With the 2015 Diary of Consumer Payment Choice under way, the CPO is eager to see if the demographic make-up of the four cash holder categories changes and if the pattern among the young is indeed a preference shift or a life stage effect. Further monitoring of alternative payment method preferences will also shed light on the risks to cash. Currently, the future of cash and cash holdings remains uncertain.
Download the Appendix (pdf, 45 kb)
The views in this paper are solely the responsibility of the authors and should not be interpreted as reflecting the views of the Federal Reserve Bank of San Francisco or the Board of Governors of the Federal Reserve System.
About the Cash Product Office
As the nation’s central bank, the Federal Reserve ensures that cash is available when and where it is needed, including in times of crisis and business disruption, by providing FedCash® Services to depository institutions and, through them, to the general public. In fulfilling this role, the Fed’s primary responsibility is to maintain public confidence in the integrity and availability of U.S. currency.

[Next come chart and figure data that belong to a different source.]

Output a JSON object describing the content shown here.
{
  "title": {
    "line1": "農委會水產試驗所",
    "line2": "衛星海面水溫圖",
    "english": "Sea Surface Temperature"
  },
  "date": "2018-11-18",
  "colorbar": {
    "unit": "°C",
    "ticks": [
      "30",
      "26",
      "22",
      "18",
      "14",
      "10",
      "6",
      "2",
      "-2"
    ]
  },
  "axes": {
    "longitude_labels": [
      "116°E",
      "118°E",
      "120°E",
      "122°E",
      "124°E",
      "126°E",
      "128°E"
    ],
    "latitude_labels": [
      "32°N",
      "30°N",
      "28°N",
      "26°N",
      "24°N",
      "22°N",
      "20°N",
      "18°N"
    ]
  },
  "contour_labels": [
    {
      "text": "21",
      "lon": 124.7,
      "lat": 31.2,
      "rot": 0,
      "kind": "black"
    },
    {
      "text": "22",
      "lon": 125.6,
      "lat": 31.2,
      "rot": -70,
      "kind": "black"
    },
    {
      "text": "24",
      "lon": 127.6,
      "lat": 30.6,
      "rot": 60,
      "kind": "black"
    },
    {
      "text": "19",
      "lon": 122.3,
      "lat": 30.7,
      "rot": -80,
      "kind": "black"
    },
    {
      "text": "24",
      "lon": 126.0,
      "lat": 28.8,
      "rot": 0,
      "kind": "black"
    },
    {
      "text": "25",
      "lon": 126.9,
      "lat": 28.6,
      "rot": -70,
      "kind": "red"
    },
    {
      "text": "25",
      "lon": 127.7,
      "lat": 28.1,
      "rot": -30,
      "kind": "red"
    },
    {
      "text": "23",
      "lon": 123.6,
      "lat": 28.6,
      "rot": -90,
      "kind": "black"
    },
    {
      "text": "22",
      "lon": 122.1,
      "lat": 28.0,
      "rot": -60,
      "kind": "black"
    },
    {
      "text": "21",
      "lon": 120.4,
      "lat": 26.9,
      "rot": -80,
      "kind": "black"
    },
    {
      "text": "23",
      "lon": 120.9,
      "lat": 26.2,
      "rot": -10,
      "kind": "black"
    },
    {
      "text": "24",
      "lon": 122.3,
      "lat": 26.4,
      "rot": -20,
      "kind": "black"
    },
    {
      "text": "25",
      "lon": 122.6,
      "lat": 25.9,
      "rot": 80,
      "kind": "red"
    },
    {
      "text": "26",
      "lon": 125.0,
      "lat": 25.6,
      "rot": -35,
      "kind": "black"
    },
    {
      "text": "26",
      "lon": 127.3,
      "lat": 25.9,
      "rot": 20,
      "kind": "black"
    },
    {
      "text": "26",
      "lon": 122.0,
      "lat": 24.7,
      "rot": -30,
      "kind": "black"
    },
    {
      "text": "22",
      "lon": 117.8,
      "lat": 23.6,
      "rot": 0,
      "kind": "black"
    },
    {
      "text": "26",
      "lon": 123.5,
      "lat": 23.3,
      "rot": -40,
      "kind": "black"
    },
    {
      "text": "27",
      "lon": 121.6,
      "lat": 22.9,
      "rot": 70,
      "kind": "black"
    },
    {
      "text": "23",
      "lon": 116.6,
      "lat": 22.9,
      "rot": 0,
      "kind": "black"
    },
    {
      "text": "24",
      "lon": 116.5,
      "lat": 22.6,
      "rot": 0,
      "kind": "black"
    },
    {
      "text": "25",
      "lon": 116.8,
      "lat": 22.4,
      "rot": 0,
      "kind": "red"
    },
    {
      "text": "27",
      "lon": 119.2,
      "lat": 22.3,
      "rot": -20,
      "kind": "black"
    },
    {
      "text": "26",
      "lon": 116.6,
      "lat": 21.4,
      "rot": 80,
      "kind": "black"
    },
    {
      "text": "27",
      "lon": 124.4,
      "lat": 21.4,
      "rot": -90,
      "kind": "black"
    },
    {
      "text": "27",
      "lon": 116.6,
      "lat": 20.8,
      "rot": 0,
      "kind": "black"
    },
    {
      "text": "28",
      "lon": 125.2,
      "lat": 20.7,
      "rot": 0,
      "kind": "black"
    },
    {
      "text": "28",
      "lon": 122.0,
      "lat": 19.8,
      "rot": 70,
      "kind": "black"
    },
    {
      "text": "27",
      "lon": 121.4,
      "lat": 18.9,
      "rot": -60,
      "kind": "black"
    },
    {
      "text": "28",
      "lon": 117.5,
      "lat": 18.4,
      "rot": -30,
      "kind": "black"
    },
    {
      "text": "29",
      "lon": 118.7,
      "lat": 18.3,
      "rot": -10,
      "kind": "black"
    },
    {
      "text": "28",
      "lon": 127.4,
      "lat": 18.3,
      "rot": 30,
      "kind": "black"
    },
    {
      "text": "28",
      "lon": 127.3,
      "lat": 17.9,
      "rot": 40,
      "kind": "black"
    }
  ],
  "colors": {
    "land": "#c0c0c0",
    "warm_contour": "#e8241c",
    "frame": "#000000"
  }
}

The Federal Reserve System’s Cash Product Office (CPO) provides strategic leadership for this key function by formulating and implementing service level policies, operational guidance, and technology strategies for U.S. currency and coin services provided by Federal Reserve Banks nationally and internationally. In addition to guiding policies and procedures, the CPO establishes budget guidance for FedCash®17 Services, provides support for Federal Reserve currency and coin inventory management, and supports business continuity planning at the supply chain level. It also conducts market research and works directly with financial institutions and retailers to analyze trends in cash usage.
About the Diary of Consumer Payment Choice (DCPC)
The 2012 DCPC was a joint project by the Federal Reserve Bank of Boston’s Consumer Payments Research Center (CPRC), the Federal Reserve’s Cash Product Office in San Francisco (CPO), and the Federal Reserve Bank of Richmond’s Payments Studies Group (PSG). It is used as a benchmark for the CPRC’s Survey of Consumer Payment Choice as well as a tool for strategic planning and economic analysis.
The Diary surveyed a random sample of 2,468 respondents across the United States, based on the American Life Panel administered by the Rand Corporation. Responses were weighted to match the Census Bureau’s Current Population Survey population estimates. Participants were asked to record their transactions in the month October to minimize seasonality effects18 in consumer spending patterns. Their responses were also staggered over the month of October 2012 to ensure there were almost equal numbers of participants each day.
Diary participants recorded their transactions for three consecutive days, including purchases, bill payments, cash withdrawals, and deposits. They were asked how much cash they had in their wallets at the start and end of each day. Paper journal memory aids were given to help respondents log their transactions and identify details of each payment. Participants then recorded the payment activity on a website at the end of each day.
Along with payment activity, payment preferences were also recorded at the beginning of the Diary. These records allow insight into the relationship between the consumer’s preferences and actual payment instrument uses.